Сегодня в доме все не слава богу. Из-за дождя подтопило кухню и протек потолок в мансарде. А самое неприятное – наша Бойд уведомила о своем уходе, и теперь мать рвет и мечет из-за того, что придется искать новую служанку, причем именно сейчас, когда свадьба Присси на носу. Странное дело. Бойд прослужила у нас три года, и мы полагали, что ее все здесь вполне устраивает. Однако вчера она подошла к матери и сообщила, что нашла другое место и через неделю уйдет. Она говорила, пряча глаза, – сплела какую-то нелепую историю в свое оправдание, но мать ни единому слову не поверила и сурово потребовала объяснений, после чего Бойд бурно разрыдалась и сказала, мол, просто в последнее время наш дом стал нагонять на нее страх, когда она остается одна. Мол, после смерти мистера Прайера дом «сделался странным» и пустой кабинет хозяина, где она должна убираться, вызывает у нее жуть. Она не спит ночами, потому что постоянно слышит какие-то непонятные скрипы и иные загадочные звуки, – а один раз явственно раздался голос, прошептавший ее имя! Сколько уже раз она лежала ночь напролет без сна, страшно напуганная, до того напуганная, что не хватало духу даже встать и прокрасться в комнату Эллис. Ну и как следствие – она очень сожалеет, что вынуждена нас покинуть, но нервы у нее совершенно расстроены, и она уже нашла место в одном приличном доме в Мейда-Вейл.
В жизни не слыхала подобного вздора, заявила мать нам с Присциллой.
– Призраки! – кипятилась она. – Подумать только – призраки, в нашем доме! Подумать только – чтобы ничтожная девица вроде Бойд таким вот образом оскверняла память вашего бедного отца!
Да и было бы странно, заметила Присцилла, если бы папин призрак разгуливал не где-нибудь, а в мансарде прислуги.
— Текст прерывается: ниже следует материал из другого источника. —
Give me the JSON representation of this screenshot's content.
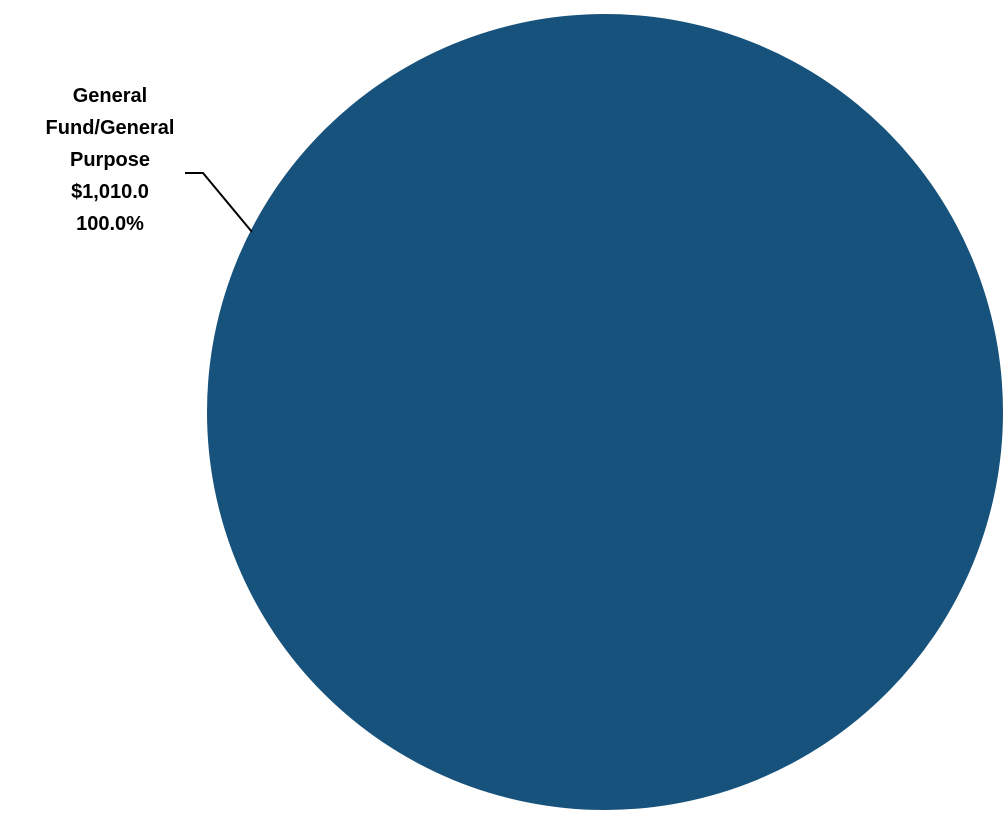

– Вот ты, Маргарет, всегда засиживаешься далеко за полночь, – обратилась она ко мне. – Ничего такого не слышала?
Только храп Бойд, ответила я. Я-то думала, она просто спит, но оказывается, она всхрапывала от страха.
– Рада, что ты находишь все это смешным, – сказала мать. – А вот меня срочная необходимость искать и обучать новую служанку нисколько не забавляет.
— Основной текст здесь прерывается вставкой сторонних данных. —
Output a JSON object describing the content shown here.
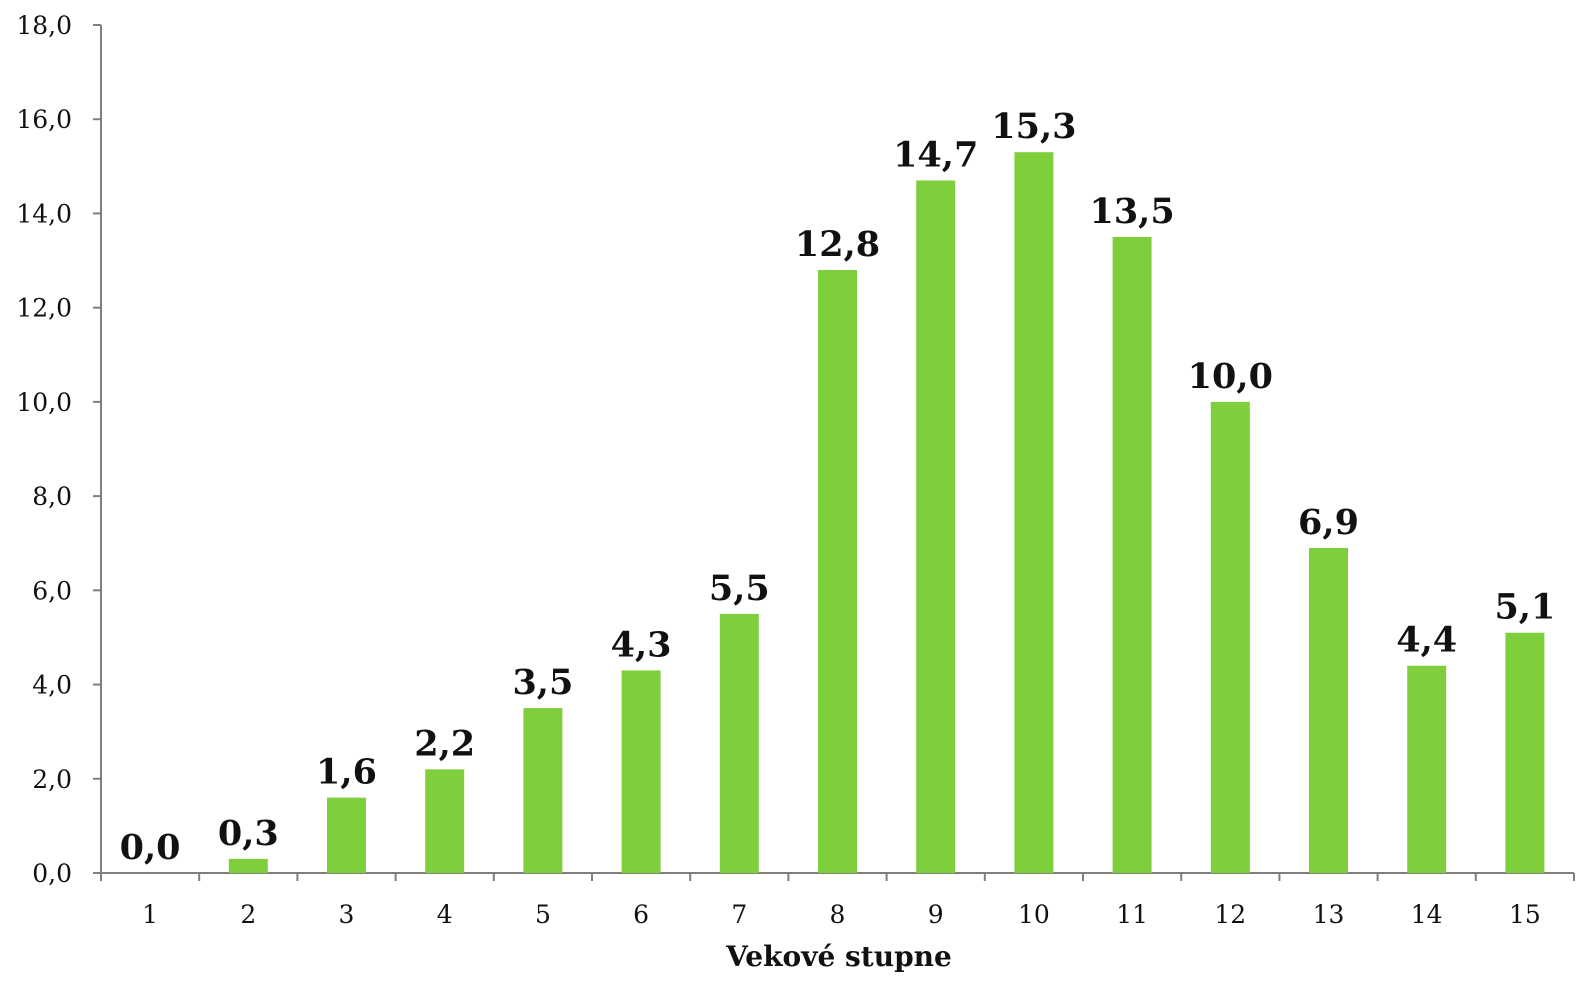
{
  "chart_data": {
    "type": "bar",
    "categories": [
      "1",
      "2",
      "3",
      "4",
      "5",
      "6",
      "7",
      "8",
      "9",
      "10",
      "11",
      "12",
      "13",
      "14",
      "15"
    ],
    "values": [
      0.0,
      0.3,
      1.6,
      2.2,
      3.5,
      4.3,
      5.5,
      12.8,
      14.7,
      15.3,
      13.5,
      10.0,
      6.9,
      4.4,
      5.1
    ],
    "value_labels": [
      "0,0",
      "0,3",
      "1,6",
      "2,2",
      "3,5",
      "4,3",
      "5,5",
      "12,8",
      "14,7",
      "15,3",
      "13,5",
      "10,0",
      "6,9",
      "4,4",
      "5,1"
    ],
    "title": "",
    "xlabel": "Vekové stupne",
    "ylabel": "",
    "ylim": [
      0,
      18
    ],
    "y_ticks": [
      0,
      2,
      4,
      6,
      8,
      10,
      12,
      14,
      16,
      18
    ],
    "y_tick_labels": [
      "0,0",
      "2,0",
      "4,0",
      "6,0",
      "8,0",
      "10,0",
      "12,0",
      "14,0",
      "16,0",
      "18,0"
    ],
    "grid": false,
    "legend": "none",
    "bar_color": "#7fcf3c",
    "axis_color": "#7f7f7f"
  }
}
Она снова послала за Бойд, чтобы еще немного постращать бедняжку.
Поскольку дождь вынудил всех нас сидеть дома, приходилось вести бесконечные утомительные разговоры об одном и том же. Сегодня днем я наконец не выдержала и, невзирая на ненастье, отправилась в Блумсбери – в читальный зал Британского музея. Там я заказала книгу Мейхью о лондонских тюрьмах, записки Элизабет Фрай о Ньюгейте и еще пару трактатов, порекомендованных мистером Шиллитоу. Служитель, помогавший мне отнести книги, сказал: «Почему, интересно, самые нежные читательницы неизменно заказывают книги столь жестокого содержания?» Он прочел названия на корешках и улыбнулся.